2. C&P

35.9K 1.6K 162
                                    

Genap sudah dua minggu. Di hitung semenjak kejadian pengungkapan cinta Roy kepadaku, dan dimulai pada hari itulah Roy sama sekali tidak menemuiku, jangankan mengharap kabar darinya menghubungi saja tidak pernah. Bahkan tak terlihat meminta atau mencari nomor ponselku.

Jangan-jangan dia sengaja menggantungiku.
Atau mungkin dia lupa kalau dia pernah menembakku, dan sekarang berstatus menjadi pacarnya!? Ya... Mungkin saja.

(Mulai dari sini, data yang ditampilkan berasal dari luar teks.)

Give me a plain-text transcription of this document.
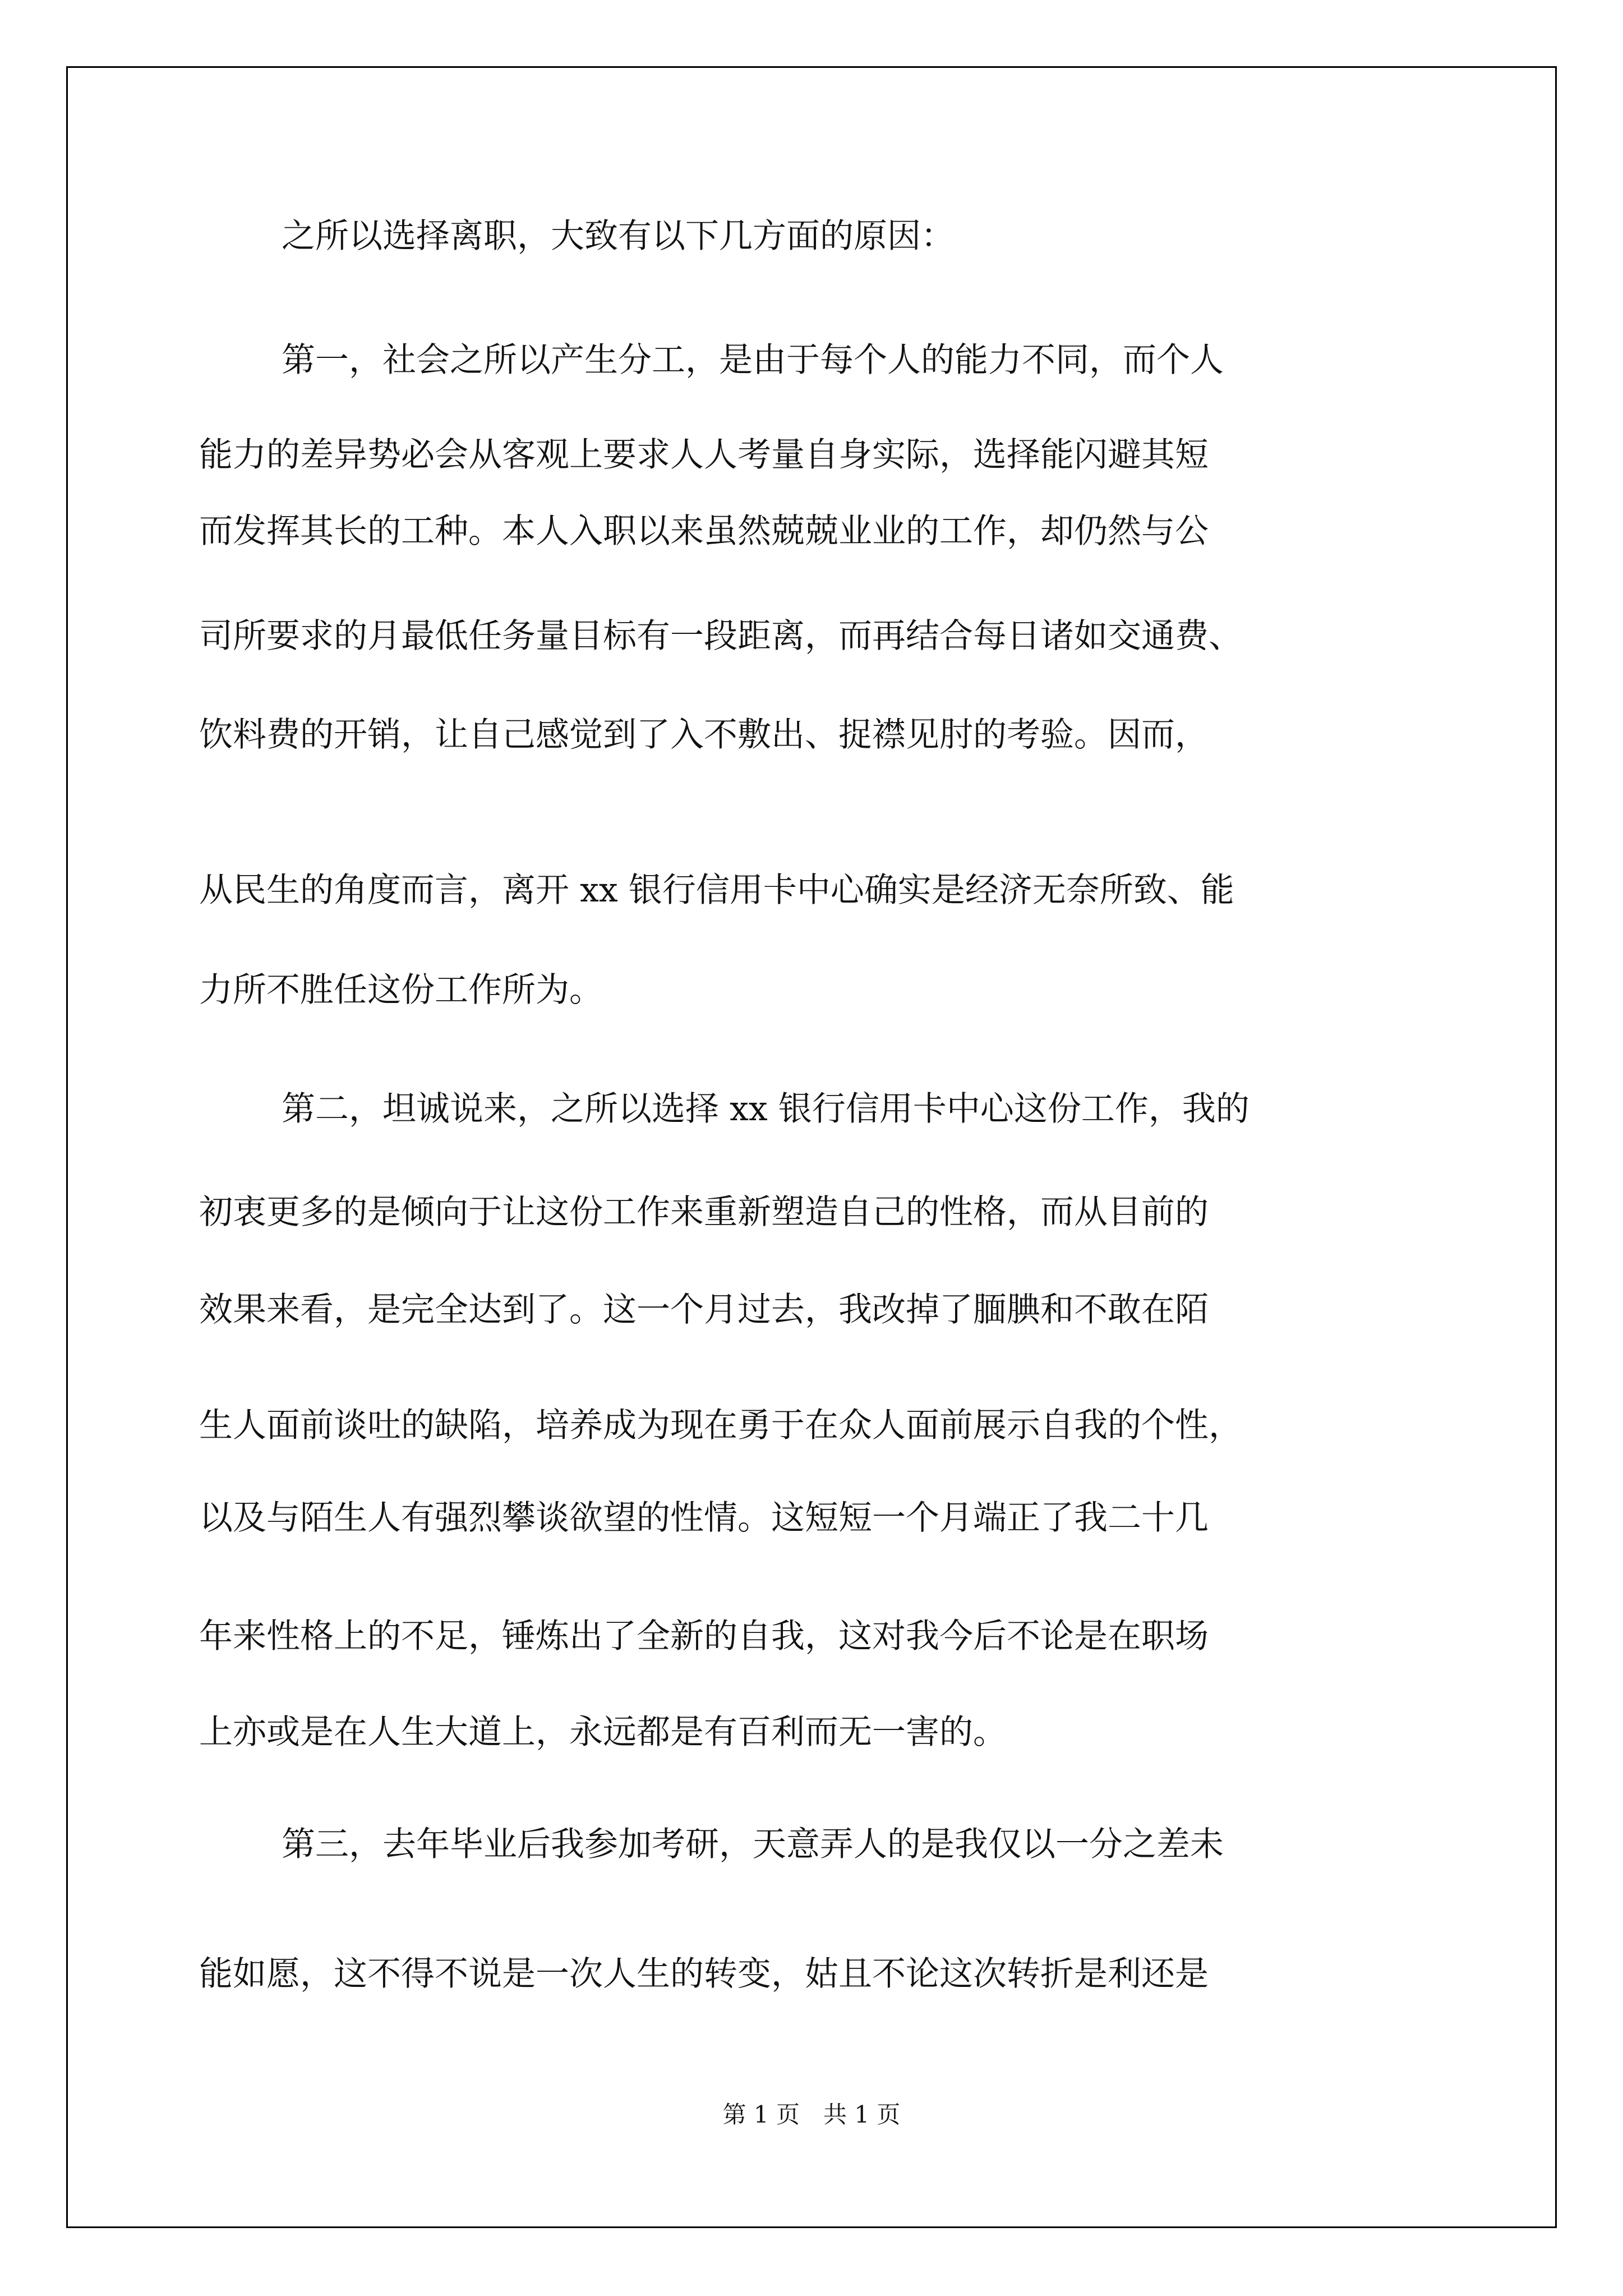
之所以选择离职，大致有以下几方面的原因：

第一，社会之所以产生分工，是由于每个人的能力不同，而个人

能力的差异势必会从客观上要求人人考量自身实际，选择能闪避其短

而发挥其长的工种。本人入职以来虽然兢兢业业的工作，却仍然与公

司所要求的月最低任务量目标有一段距离，而再结合每日诸如交通费、

饮料费的开销，让自己感觉到了入不敷出、捉襟见肘的考验。因而，

从民生的角度而言，离开 xx 银行信用卡中心确实是经济无奈所致、能

力所不胜任这份工作所为。

第二，坦诚说来，之所以选择 xx 银行信用卡中心这份工作，我的

初衷更多的是倾向于让这份工作来重新塑造自己的性格，而从目前的

效果来看，是完全达到了。这一个月过去，我改掉了腼腆和不敢在陌

生人面前谈吐的缺陷，培养成为现在勇于在众人面前展示自我的个性，

以及与陌生人有强烈攀谈欲望的性情。这短短一个月端正了我二十几

年来性格上的不足，锤炼出了全新的自我，这对我今后不论是在职场

上亦或是在人生大道上，永远都是有百利而无一害的。

第三，去年毕业后我参加考研，天意弄人的是我仅以一分之差未

能如愿，这不得不说是一次人生的转变，姑且不论这次转折是利还是

第 1 页　共 1 页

Aku tau, diriku bukan cewek yang hebat, tapi apa tidak kurang ajar memperlakukanku seperti ini!?

Saat teman dekatku pergi-pulang di antar jemput oleh pacarnya. Sedangkan aku tetap setia pulang dengan bus, angkot, itupun harus menunggu.

Punya pacar tapi berasa kayak nggak punya pacar, mungkin inilah yang dinamakan 'Pacar rasa jomblo.'

Mulai hari ini, memutuskan Roy bukan pacarku.
Kini menganggap dia tidak pernah menembakku. Jika terus-terusan mengharap, otakku bisa buntu, aku sudah cukup jera di buatnya.

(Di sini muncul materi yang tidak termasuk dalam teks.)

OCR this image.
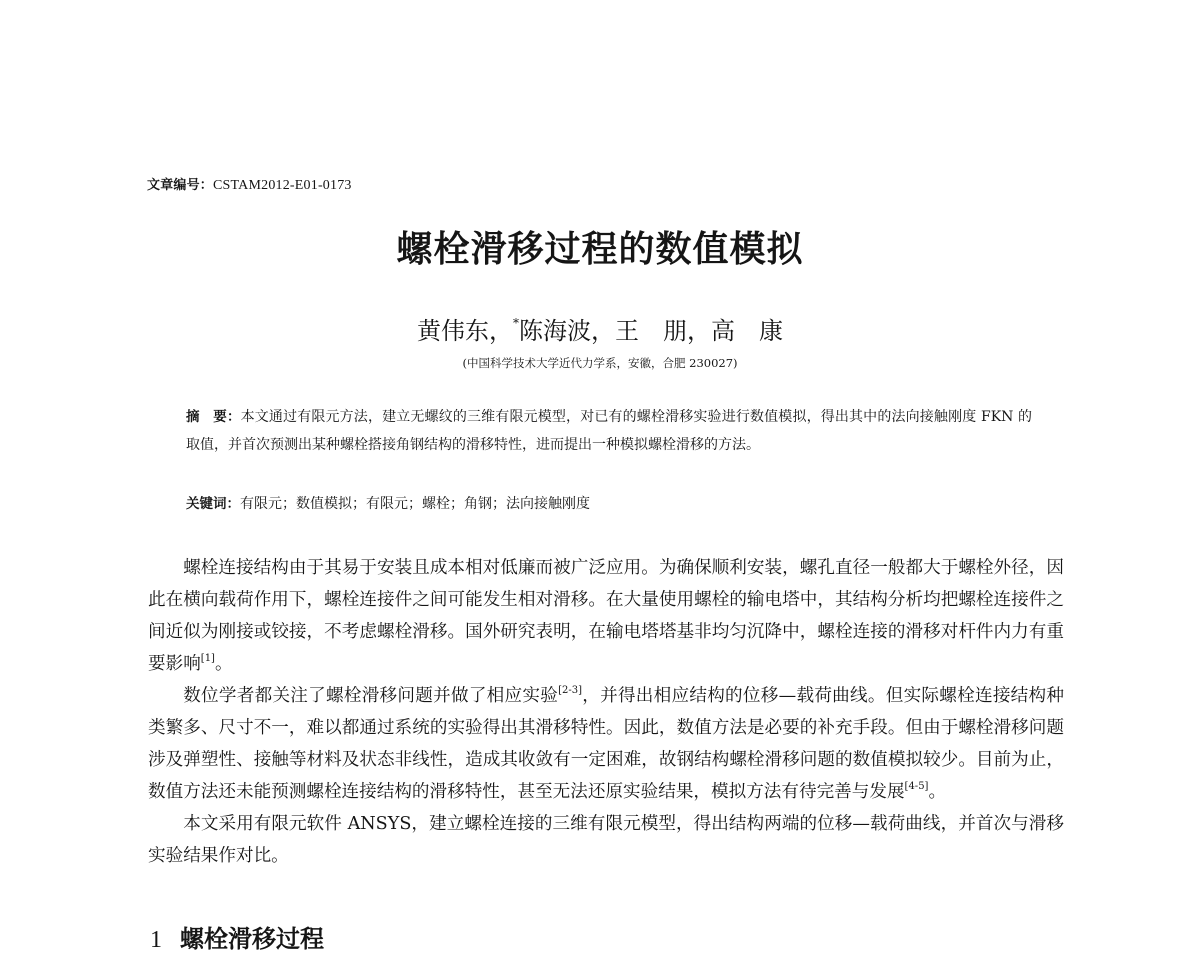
文章编号：CSTAM2012-E01-0173
螺栓滑移过程的数值模拟
黄伟东，*陈海波，王　朋，高　康
(中国科学技术大学近代力学系，安徽，合肥 230027)
摘　要：本文通过有限元方法，建立无螺纹的三维有限元模型，对已有的螺栓滑移实验进行数值模拟，得出其中的法向接触刚度 FKN 的取值，并首次预测出某种螺栓搭接角钢结构的滑移特性，进而提出一种模拟螺栓滑移的方法。
关键词：有限元；数值模拟；有限元；螺栓；角钢；法向接触刚度

螺栓连接结构由于其易于安装且成本相对低廉而被广泛应用。为确保顺利安装，螺孔直径一般都大于螺栓外径，因此在横向载荷作用下，螺栓连接件之间可能发生相对滑移。在大量使用螺栓的输电塔中，其结构分析均把螺栓连接件之间近似为刚接或铰接，不考虑螺栓滑移。国外研究表明，在输电塔塔基非均匀沉降中，螺栓连接的滑移对杆件内力有重要影响[1]。

数位学者都关注了螺栓滑移问题并做了相应实验[2-3]，并得出相应结构的位移—载荷曲线。但实际螺栓连接结构种类繁多、尺寸不一，难以都通过系统的实验得出其滑移特性。因此，数值方法是必要的补充手段。但由于螺栓滑移问题涉及弹塑性、接触等材料及状态非线性，造成其收敛有一定困难，故钢结构螺栓滑移问题的数值模拟较少。目前为止，数值方法还未能预测螺栓连接结构的滑移特性，甚至无法还原实验结果，模拟方法有待完善与发展[4-5]。

本文采用有限元软件 ANSYS，建立螺栓连接的三维有限元模型，得出结构两端的位移—载荷曲线，并首次与滑移实验结果作对比。

1 螺栓滑移过程
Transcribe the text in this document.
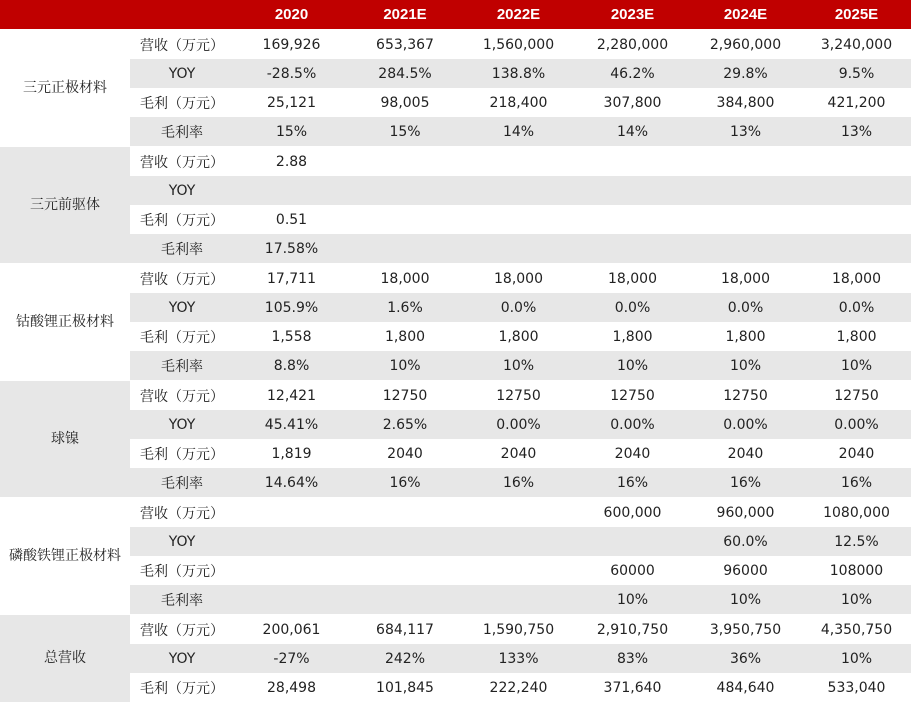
		2020	2021E	2022E	2023E	2024E	2025E
三元正极材料	营收（万元）	169,926	653,367	1,560,000	2,280,000	2,960,000	3,240,000
	YOY	-28.5%	284.5%	138.8%	46.2%	29.8%	9.5%
	毛利（万元）	25,121	98,005	218,400	307,800	384,800	421,200
	毛利率	15%	15%	14%	14%	13%	13%
三元前驱体	营收（万元）	2.88					
	YOY						
	毛利（万元）	0.51					
	毛利率	17.58%					
钴酸锂正极材料	营收（万元）	17,711	18,000	18,000	18,000	18,000	18,000
	YOY	105.9%	1.6%	0.0%	0.0%	0.0%	0.0%
	毛利（万元）	1,558	1,800	1,800	1,800	1,800	1,800
	毛利率	8.8%	10%	10%	10%	10%	10%
球镍	营收（万元）	12,421	12750	12750	12750	12750	12750
	YOY	45.41%	2.65%	0.00%	0.00%	0.00%	0.00%
	毛利（万元）	1,819	2040	2040	2040	2040	2040
	毛利率	14.64%	16%	16%	16%	16%	16%
磷酸铁锂正极材料	营收（万元）				600,000	960,000	1080,000
	YOY					60.0%	12.5%
	毛利（万元）				60000	96000	108000
	毛利率				10%	10%	10%
总营收	营收（万元）	200,061	684,117	1,590,750	2,910,750	3,950,750	4,350,750
	YOY	-27%	242%	133%	83%	36%	10%
	毛利（万元）	28,498	101,845	222,240	371,640	484,640	533,040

Tentu, mampu bersabar, dan menunggunya dalam beberapa minggu ke depan. Tetapi, ada kejadian yang benar-benar membuatku ingin melupakan bahkan tidak berniat mengidolakannya lagi.

Saat itu....

Aku tak sengaja bertemu dan berhadapan dengan Roy. Mata kami saling bertemu. Dari kejauhan dapat menangkap manik matanya berwarna coklat muda. Salah satu bagian yang kusuka.

Jantungku terus saja berkomat-kamit. Wajahku bisa ditebak sekarang, sudah seperti warna kartu T*lk*msel yang merah merekah.

Aku mulai berjalan sambil meringkuk, menyembunyikan rona wajahku. Semakin dekat berjalan jantungku semakin meledak-ledak menjalar sampai keperut serasa menyempit. Otakku mulai berpikir keras.

Bagaimana kalau sekarang dia mengajakku bicara!? Aku harus jawab apa, ya?
Sikapku harus gimana nanti!? Lemah lembut, kah? Biasa-biasa saja, kah!? Atau harus tegas?
Semua tatapan murid tertuju ke sini, pasti akan sangat heboh jika Roy menyapaku.

Saat detik-detik menegangkan mulai menghampiri. Aku yang berjalan meringkuk dapat melihat dari langkah kakinya yang mulai mendekat.

Semakin mendekat,
Napasku semakin memburu.

Semakin mendekat,
Aku membeku seperti es balok.
Semakin mendekat, dan.

JLEB.

Dia melewatiku begitu saja.

Aku yang kikuk sendiri, salah tingkah sendiri, senyum-senyum bagai orang kerasukan sendiri. Terus terhenyak di tempat. Wajahku terangkat.

Terdengar murid-murid mulai mencibir, ada yang menertawaiku dan ada pula yang menatapku dengan kilasan menggelikan.

"Tu cewek kenapa, sih?"

"Sedeng kali!"

"Malu-maluin banget!"

"Mau jadi primadona sekolah, ya?"

Dan berbagai sindiran lainnya yang tak kupahami maksudnya.

Satu kata terbesit dalam benak MALU.

Rasanya ingin memasuki rahim ibuku kembali, saking malunya.
Ingin kuteriak sekencang-kencangnya hingga tembus ke langit 1000, andai ada.
Tetapi, jangankan langit 1000, langit pertama saja tak kesampaian. Aku hanya berteriak ke diri sendiri. Yakin, tidak akan ada yang mendengar, bahkan makhluk paling kecil dari semut pun tak akan mendengarnya.

Mataku mulai berkaca-kaca-aku memang cengeng dari lahir- Berlari secepatnya dari tempat ini menuju toilet.
Di sana akan kutumpahkan perasaanku.

Beginilah nasib seorang pemalu. Apa-apa yang ada di tahan. Faktanya, menahan itu sakit. Apalah dayanya, tidak ada cara lain bagi kami selain menahan.